Audi claims the 2018 Audi A8, its flagship sedan, is the most technologically advanced car in its class.

Andrew Muzamhindo,Analyst

It is not just a luxurious land yacht capable of covering large distances in astounding comfort — it can also soothe the restiveness of a typically hectic urban trip as well. That’s a big boast for a congested segment that includes the BMW 7 series, Mercedes-Benz S-Class, Jaguar XJ, the Lexus LS and many more.

From its lights to its camera to its cockpit, it makes a captivating argument for best-in-class tech. After a hard day in your dingy office, you will be forgiven for thinking that you have entered into a luxurious modern office when you ascent into an A8.

Audi used to be the odd man out in the luxury car market but not anymore. It has now gained respect for well-made, high-end vehicles, and that status is passed on to its buyers. Results prove it has sunk a lot of cash into research and development in recent years.

Audis have been known for attractive but conservative styling, however, the company is starting to step things up with sexier models that stand out on the road. Over the years, it has embraced its young market and has been designing more models with this age group in mind. They offer undeniable quality, the latest tech gadgets and styling inside and out that speak the young at heart and modern generation.

Its target market is mostly professionals and opulent individuals who will spend for an internationally branded luxury car. Locally it’s not a brand used by the flashy “rich and famous”. Suffice to say it’s not for them but for affluent professionals.

The 2018 Audi A8 is the first series production road car to have been developed expressly for what Audi describes as “highly automated driving”, including functions like traffic jam pilot system that can take full control of driving function at speed of up to 50km/h on highways where a physical barrier separates the two carriageways.

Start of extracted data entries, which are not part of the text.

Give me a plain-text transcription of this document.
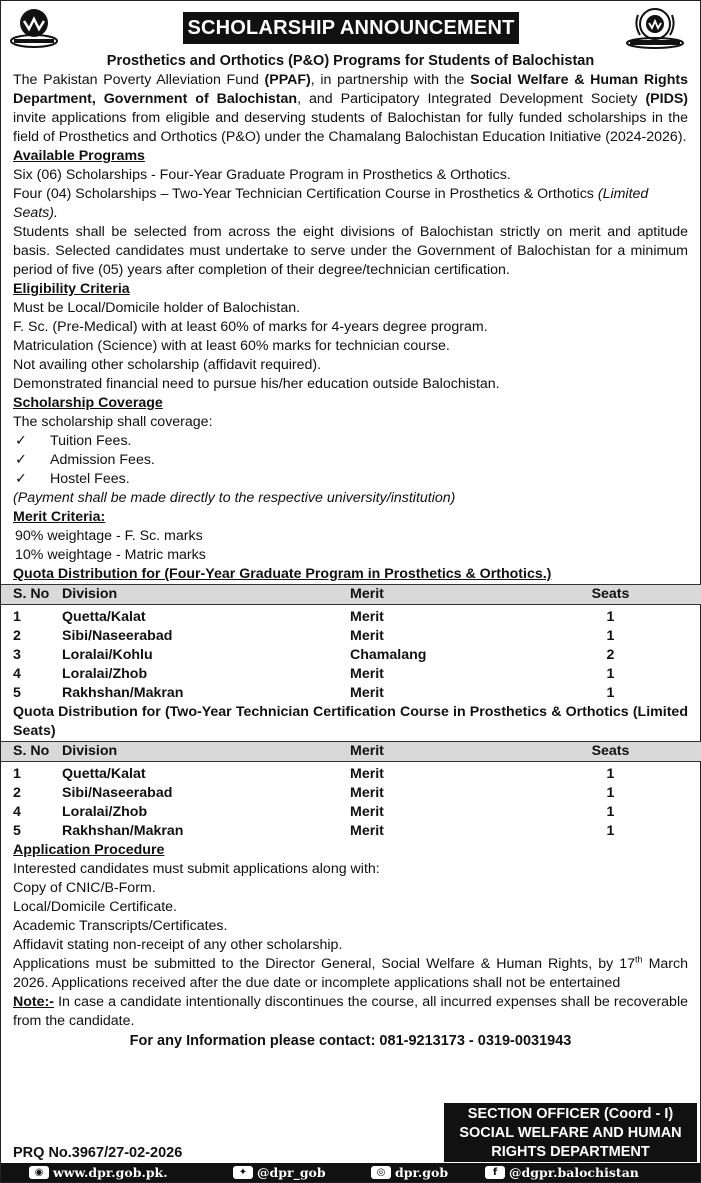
SCHOLARSHIP ANNOUNCEMENT

Prosthetics and Orthotics (P&O) Programs for Students of Balochistan

The Pakistan Poverty Alleviation Fund (PPAF), in partnership with the Social Welfare & Human Rights Department, Government of Balochistan, and Participatory Integrated Development Society (PIDS) invite applications from eligible and deserving students of Balochistan for fully funded scholarships in the field of Prosthetics and Orthotics (P&O) under the Chamalang Balochistan Education Initiative (2024-2026).

Available Programs

Six (06) Scholarships - Four-Year Graduate Program in Prosthetics & Orthotics.

Four (04) Scholarships – Two-Year Technician Certification Course in Prosthetics & Orthotics (Limited Seats).

Students shall be selected from across the eight divisions of Balochistan strictly on merit and aptitude basis. Selected candidates must undertake to serve under the Government of Balochistan for a minimum period of five (05) years after completion of their degree/technician certification.

Eligibility Criteria

Must be Local/Domicile holder of Balochistan.

F. Sc. (Pre-Medical) with at least 60% of marks for 4-years degree program.

Matriculation (Science) with at least 60% marks for technician course.

Not availing other scholarship (affidavit required).

Demonstrated financial need to pursue his/her education outside Balochistan.

Scholarship Coverage

The scholarship shall coverage:

✓ Tuition Fees.

✓ Admission Fees.

✓ Hostel Fees.

(Payment shall be made directly to the respective university/institution)

Merit Criteria:

90% weightage - F. Sc. marks

10% weightage - Matric marks

Quota Distribution for (Four-Year Graduate Program in Prosthetics & Orthotics.)

S. No	Division	Merit	Seats

1	Quetta/Kalat	Merit	1
2	Sibi/Naseerabad	Merit	1
3	Loralai/Kohlu	Chamalang	2
4	Loralai/Zhob	Merit	1
5	Rakhshan/Makran	Merit	1

Quota Distribution for (Two-Year Technician Certification Course in Prosthetics & Orthotics (Limited Seats)

S. No	Division	Merit	Seats

1	Quetta/Kalat	Merit	1
2	Sibi/Naseerabad	Merit	1
4	Loralai/Zhob	Merit	1
5	Rakhshan/Makran	Merit	1

Application Procedure

Interested candidates must submit applications along with:

Copy of CNIC/B-Form.

Local/Domicile Certificate.

Academic Transcripts/Certificates.

Affidavit stating non-receipt of any other scholarship.

Applications must be submitted to the Director General, Social Welfare & Human Rights, by 17th March 2026. Applications received after the due date or incomplete applications shall not be entertained

Note:- In case a candidate intentionally discontinues the course, all incurred expenses shall be recoverable from the candidate.

For any Information please contact: 081-9213173 - 0319-0031943

SECTION OFFICER (Coord - I)
SOCIAL WELFARE AND HUMAN
RIGHTS DEPARTMENT
PRQ No.3967/27-02-2026
◉ www.dpr.gob.pk.	✦ @dpr_gob	◎ dpr.gob	f @dgpr.balochistan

The new A8 is an evolution, not a revolution, for the previous Audi A8. Its body is 58% aluminium. It has crisper, flatter lines and a bigger, wider version of Audi’s trademark singleframe grille. Lighting is upgraded with high-definition Matrix LED headlights and rear lamps with organic light-emitting diode technology and startup features that Audi calls a “dynamic light show”.

The interior has an all-new design that integrates multiple touchscreen displays, premeditated to take the place of nearly all switchgear, once again sculpted after earlier models. Back seat passengers aren’t overlooked either, with an available modular infotainment system that uses a quad core processor from NVIDIA that is claimed to be 50 times faster than the first generation unit.

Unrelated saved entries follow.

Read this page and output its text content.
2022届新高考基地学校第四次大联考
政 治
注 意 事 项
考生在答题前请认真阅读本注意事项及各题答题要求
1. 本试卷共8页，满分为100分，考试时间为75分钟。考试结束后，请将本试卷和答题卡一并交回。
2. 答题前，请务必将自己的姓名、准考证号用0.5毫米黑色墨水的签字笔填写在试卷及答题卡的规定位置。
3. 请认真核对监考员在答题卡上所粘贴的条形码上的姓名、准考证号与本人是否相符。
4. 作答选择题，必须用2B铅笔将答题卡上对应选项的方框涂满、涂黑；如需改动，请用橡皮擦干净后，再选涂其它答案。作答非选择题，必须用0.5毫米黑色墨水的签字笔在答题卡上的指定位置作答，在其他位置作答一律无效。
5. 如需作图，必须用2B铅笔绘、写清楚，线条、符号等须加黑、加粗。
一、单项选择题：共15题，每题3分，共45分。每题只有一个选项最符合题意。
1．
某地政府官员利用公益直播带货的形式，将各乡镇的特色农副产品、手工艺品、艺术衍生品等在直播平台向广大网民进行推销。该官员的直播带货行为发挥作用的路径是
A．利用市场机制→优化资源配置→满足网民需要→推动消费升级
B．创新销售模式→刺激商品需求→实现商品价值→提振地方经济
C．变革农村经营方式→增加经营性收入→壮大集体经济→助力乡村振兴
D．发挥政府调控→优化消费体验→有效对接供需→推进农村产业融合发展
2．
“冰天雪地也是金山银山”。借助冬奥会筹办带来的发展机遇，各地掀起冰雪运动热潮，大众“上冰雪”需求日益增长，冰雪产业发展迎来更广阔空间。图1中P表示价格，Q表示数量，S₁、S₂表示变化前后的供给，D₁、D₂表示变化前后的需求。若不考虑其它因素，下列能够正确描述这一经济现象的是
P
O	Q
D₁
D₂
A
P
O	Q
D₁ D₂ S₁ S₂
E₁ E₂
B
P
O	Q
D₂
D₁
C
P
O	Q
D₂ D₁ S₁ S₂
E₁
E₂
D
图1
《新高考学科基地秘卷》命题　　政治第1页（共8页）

It forms part of an extensive list of options that also include a head up display unit, a revised Bang Olufsen sound system, conversational voice control and a navigation system featuring self-learning competences that are claimed to provide greater accuracy than existing systems.

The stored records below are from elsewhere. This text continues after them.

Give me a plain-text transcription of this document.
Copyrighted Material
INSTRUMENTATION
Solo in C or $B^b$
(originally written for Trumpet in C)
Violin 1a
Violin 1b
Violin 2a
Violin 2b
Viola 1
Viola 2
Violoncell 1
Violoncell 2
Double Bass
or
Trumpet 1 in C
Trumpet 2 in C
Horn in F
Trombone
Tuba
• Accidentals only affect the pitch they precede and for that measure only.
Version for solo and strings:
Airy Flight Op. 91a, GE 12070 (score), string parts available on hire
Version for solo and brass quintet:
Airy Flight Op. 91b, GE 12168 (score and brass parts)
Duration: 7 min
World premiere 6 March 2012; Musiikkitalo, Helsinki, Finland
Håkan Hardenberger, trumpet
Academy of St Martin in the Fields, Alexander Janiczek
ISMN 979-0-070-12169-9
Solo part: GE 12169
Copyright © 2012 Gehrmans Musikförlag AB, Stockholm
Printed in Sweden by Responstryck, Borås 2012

Its available in five engines, all turbocharged V6 and V8s, starting with a 3.0-litre direct injection petrol engine capable of 250kW or an optional 3.0-litre V6 common rail diesel engine producing 210kW, a step-up of 17kW compared to the car it replaces. There is a turbocharged 4.0-litre direct injection petrol V8 producing 338kW and a turbocharged 4.0-litre V8 common rail diesel with 320kW, taking the place of the previous 4.2-litre V8 engine, but stepping power up by 37kW.

The flagship variant is the A8 L W12, which matches the long wheelbase body to a revised version of the Volkswagen Group’s 6.0-litre turbocharged W12 direct injection petrol engine with 430kW of power available despite a 300cc reduction in size.

Reinforcing the new Audi is an advanced, aluminium intensive suspension featuring a combination of double wishbones up front and a five-link arrangement at the rear. Hydraulically operated air springs are expected on basic variants, with a new active suspension also available, that Audi claims as the most advanced series production car system yet.

Like the Magic Body Control system offered on the Mercedes-Benz S-class, the system scans the road ahead 18 times per second via windscreen mounted cameras to and can adjust the damping and spring characteristics via electric actuators within the spring towers on each individual wheel.

Further tech highlights include a new four-wheel steering system on selected new A8 models to reduce the turning circle at low speeds and increase stability at high speeds, and a remote parking pilot and remote garage pilot feature that allows the car to be manoeuvred at low speeds via a smartphone app.